Aliás, se relativamente à primeira perícia e face ao estatuído no artº 476º nº1 e 2 do CPC, o juiz pode indeferir o requerimento por a diligência ser impertinente ou dilatória e indeferir questões suscitadas pelas partes por desnecessárias, inadmissíveis ou irrelevantes, nenhum sentido faria que o não pudesse fazer, com a mesma amplitude em relação a outra perícia (a segunda), que verdadeiramente é repetição, total ou parcial, da primeira, que tem por objeto a averiguação das mesmas questões de facto sobre que incidiu a primeira e se destina a corrigir a eventual inexactidão dos resultados desta, regendo-se a segunda pelas disposições aplicáveis à primeira (art. 488º).
E uma diligência de prova será impertinente (devendo, por isso, ser indeferida) se não for idónea para provar o facto que com ela se pretende demonstrar, se o facto se encontrar já provado por qualquer outra forma, ou se carecer de todo de relevância para a decisão da causa[7] e, mais ainda, se nem de questão de facto se tratar mas mera questão de direito ou se a perícia não for o meio próprio para provar certo facto.

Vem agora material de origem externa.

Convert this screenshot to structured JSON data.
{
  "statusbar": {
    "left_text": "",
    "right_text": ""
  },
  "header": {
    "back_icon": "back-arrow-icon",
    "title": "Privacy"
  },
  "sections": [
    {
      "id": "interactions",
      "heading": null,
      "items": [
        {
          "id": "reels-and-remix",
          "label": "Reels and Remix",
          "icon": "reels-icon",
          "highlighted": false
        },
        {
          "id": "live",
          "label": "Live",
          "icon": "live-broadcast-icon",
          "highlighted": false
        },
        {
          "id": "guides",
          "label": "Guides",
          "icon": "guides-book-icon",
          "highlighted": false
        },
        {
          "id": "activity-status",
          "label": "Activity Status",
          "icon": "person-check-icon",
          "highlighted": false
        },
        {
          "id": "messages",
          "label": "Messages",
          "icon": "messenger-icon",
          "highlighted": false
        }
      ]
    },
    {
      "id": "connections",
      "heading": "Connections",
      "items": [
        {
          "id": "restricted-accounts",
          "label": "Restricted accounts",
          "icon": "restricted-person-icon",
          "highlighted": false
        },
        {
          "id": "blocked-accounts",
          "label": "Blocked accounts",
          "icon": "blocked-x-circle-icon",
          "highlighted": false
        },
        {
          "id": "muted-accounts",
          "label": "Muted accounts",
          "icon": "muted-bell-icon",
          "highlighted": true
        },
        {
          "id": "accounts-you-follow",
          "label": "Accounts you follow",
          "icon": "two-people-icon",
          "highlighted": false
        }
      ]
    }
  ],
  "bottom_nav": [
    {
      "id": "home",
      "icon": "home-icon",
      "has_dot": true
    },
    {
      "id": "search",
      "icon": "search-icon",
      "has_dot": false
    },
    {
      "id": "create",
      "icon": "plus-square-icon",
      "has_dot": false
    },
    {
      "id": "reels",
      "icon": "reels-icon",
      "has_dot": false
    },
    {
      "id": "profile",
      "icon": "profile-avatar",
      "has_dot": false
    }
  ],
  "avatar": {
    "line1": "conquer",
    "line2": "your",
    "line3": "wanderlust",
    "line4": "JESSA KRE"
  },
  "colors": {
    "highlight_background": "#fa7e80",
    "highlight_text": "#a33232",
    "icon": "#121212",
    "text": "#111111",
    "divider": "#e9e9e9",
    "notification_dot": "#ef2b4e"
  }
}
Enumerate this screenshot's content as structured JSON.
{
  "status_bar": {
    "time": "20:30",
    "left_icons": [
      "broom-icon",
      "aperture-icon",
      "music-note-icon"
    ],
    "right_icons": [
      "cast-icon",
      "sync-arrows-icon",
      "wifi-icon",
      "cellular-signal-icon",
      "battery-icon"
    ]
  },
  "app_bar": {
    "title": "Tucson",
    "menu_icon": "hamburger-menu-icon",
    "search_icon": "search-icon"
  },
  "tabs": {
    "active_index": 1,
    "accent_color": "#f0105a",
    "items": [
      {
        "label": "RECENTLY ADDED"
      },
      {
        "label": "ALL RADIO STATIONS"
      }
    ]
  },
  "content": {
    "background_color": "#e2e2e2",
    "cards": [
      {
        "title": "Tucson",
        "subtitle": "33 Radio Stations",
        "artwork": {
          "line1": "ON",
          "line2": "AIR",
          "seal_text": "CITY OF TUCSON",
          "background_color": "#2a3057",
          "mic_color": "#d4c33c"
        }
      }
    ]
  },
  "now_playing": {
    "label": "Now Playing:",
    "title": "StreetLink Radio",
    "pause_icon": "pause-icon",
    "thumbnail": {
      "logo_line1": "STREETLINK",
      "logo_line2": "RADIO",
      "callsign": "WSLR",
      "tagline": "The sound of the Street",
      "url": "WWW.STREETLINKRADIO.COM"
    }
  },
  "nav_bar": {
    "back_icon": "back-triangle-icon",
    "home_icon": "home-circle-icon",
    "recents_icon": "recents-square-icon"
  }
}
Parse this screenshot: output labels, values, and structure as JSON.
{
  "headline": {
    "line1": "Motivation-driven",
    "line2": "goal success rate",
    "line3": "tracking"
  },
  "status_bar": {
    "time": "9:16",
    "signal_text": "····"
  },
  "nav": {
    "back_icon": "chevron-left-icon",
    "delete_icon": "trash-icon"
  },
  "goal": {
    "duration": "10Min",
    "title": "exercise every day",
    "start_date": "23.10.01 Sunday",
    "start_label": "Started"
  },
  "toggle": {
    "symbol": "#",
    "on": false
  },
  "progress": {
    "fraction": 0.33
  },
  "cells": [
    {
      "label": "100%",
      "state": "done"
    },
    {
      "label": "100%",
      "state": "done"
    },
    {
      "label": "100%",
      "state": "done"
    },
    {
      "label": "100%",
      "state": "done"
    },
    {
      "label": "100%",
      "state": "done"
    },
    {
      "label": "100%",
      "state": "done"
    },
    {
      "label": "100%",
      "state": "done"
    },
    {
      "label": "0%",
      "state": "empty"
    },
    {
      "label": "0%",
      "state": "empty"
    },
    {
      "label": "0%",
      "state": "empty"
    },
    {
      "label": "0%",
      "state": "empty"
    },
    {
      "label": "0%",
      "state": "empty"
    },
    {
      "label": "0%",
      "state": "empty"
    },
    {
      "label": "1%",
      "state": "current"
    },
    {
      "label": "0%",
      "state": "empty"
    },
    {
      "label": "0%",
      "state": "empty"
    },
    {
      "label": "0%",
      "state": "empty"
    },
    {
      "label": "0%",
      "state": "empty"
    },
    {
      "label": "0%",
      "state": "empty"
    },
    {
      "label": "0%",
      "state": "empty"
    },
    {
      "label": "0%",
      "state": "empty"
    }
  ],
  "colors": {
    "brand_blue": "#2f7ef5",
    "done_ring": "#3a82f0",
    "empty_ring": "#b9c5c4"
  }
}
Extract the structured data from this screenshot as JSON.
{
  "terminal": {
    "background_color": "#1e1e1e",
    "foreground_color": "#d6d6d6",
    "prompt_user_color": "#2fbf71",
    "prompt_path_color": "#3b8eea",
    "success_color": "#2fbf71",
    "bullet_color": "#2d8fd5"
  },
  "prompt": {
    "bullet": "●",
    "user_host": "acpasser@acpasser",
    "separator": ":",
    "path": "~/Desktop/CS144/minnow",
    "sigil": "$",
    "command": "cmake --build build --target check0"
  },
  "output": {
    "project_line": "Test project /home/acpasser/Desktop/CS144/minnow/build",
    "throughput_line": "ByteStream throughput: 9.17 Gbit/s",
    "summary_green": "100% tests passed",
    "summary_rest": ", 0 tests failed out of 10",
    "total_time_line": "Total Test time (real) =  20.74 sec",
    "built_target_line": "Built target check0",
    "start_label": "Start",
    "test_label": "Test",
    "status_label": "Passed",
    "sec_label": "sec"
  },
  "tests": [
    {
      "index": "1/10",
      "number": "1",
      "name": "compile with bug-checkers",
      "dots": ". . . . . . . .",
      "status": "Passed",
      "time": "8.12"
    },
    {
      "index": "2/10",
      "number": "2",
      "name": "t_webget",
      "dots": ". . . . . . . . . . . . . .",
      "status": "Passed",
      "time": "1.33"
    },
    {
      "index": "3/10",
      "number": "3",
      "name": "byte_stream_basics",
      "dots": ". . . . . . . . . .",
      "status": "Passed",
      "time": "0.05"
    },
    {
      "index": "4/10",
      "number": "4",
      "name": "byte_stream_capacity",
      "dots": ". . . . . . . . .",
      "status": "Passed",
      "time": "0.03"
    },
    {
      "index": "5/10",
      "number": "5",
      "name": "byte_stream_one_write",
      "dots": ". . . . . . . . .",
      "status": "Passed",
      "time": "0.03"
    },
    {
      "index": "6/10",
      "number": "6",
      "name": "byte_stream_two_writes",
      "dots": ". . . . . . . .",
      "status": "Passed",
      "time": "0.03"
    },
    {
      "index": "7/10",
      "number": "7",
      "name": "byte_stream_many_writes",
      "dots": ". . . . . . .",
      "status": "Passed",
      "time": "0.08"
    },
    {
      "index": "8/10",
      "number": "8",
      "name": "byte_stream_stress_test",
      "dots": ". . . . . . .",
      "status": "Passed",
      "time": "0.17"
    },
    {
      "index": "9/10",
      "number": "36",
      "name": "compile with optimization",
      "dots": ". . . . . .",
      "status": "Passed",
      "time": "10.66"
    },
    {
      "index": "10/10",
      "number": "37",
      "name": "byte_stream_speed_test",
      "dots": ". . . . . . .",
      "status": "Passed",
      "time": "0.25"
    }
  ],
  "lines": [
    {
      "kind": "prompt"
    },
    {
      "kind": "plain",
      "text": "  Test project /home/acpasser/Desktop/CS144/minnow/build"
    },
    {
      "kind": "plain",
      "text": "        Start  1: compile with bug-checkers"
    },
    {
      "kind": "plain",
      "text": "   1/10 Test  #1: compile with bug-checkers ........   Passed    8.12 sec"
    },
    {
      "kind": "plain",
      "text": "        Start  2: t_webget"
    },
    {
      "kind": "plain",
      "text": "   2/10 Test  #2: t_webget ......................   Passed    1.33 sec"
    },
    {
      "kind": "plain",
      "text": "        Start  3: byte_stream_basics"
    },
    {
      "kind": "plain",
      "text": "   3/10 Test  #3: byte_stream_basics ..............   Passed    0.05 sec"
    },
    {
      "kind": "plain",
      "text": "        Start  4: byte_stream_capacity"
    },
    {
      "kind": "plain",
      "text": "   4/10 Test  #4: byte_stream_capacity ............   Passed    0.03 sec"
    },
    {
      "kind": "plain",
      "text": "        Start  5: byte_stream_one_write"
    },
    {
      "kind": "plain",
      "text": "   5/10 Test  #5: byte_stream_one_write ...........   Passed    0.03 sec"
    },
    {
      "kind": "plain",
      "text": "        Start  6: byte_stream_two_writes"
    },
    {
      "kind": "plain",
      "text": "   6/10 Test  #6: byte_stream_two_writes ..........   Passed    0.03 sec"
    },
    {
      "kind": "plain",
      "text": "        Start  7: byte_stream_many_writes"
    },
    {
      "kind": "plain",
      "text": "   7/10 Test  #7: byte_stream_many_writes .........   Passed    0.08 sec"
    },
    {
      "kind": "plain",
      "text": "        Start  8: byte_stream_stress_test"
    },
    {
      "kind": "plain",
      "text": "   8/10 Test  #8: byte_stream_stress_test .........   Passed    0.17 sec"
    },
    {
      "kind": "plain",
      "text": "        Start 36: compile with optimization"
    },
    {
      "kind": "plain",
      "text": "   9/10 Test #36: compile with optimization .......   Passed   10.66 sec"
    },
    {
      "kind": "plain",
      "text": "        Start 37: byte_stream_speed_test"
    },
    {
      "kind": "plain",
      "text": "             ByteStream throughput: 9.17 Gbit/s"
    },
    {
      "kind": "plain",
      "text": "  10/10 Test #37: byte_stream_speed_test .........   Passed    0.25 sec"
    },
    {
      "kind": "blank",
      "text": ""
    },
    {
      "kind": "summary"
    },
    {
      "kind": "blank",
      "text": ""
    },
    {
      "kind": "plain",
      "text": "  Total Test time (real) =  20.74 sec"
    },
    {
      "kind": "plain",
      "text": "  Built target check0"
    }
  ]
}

É impertinente ou dilatória a perícia que não respeita a factos condicionantes da decisão final ou que, embora a eles respeitando, o respetivo apuramento não depende de prova pericial, por não estarem em causa os conhecimentos especiais que aquela pressupõe[8], sendo que o que se pretende do perito é que realize uma objetiva observação técnica do objeto da perícia e relate, no relatório final apresentado, o resultado dessa observação, devendo ser dela afastadas questões jurídicas, opiniões e avaliações subjetivas, suscetíveis de influenciar a livre convicção do julgador.
Ora, in casu, as inexatidões que o apelante aponta à perícia e aos resultados da mesma, consignados no respetivo relatório, relacionam-se com a imputada falta de isenção e independência ou seja a Requerida, ora Apelante, insurge-se é contra o próprio Perito, cuja substituição solicitou.
Ora, foi indeferido o pedido de substituição do perito (por despacho proferido a fls 1530, transitado em julgado) e a realização de uma segunda perícia revela-se sem fundamento (apenas havendo as alegações efetuadas para apreciação daquele pedido de substituição, que, definitivamente, indeferido se mostra, nenhumas deficiências ou inexatidões se tendo, pois, a considerar, como bem entendeu o Tribunal a quo, que refere, a fundamentar o indeferimento, quea requerida se limita a invocar as mesmas razões do requerimento de resposta ao relatório do perito.
Acrescenta-se que a perícia foi ordenada (oficiosamente) a fim de permitir ao tribunal conhecer melhor da situação económico-financeira da requerida.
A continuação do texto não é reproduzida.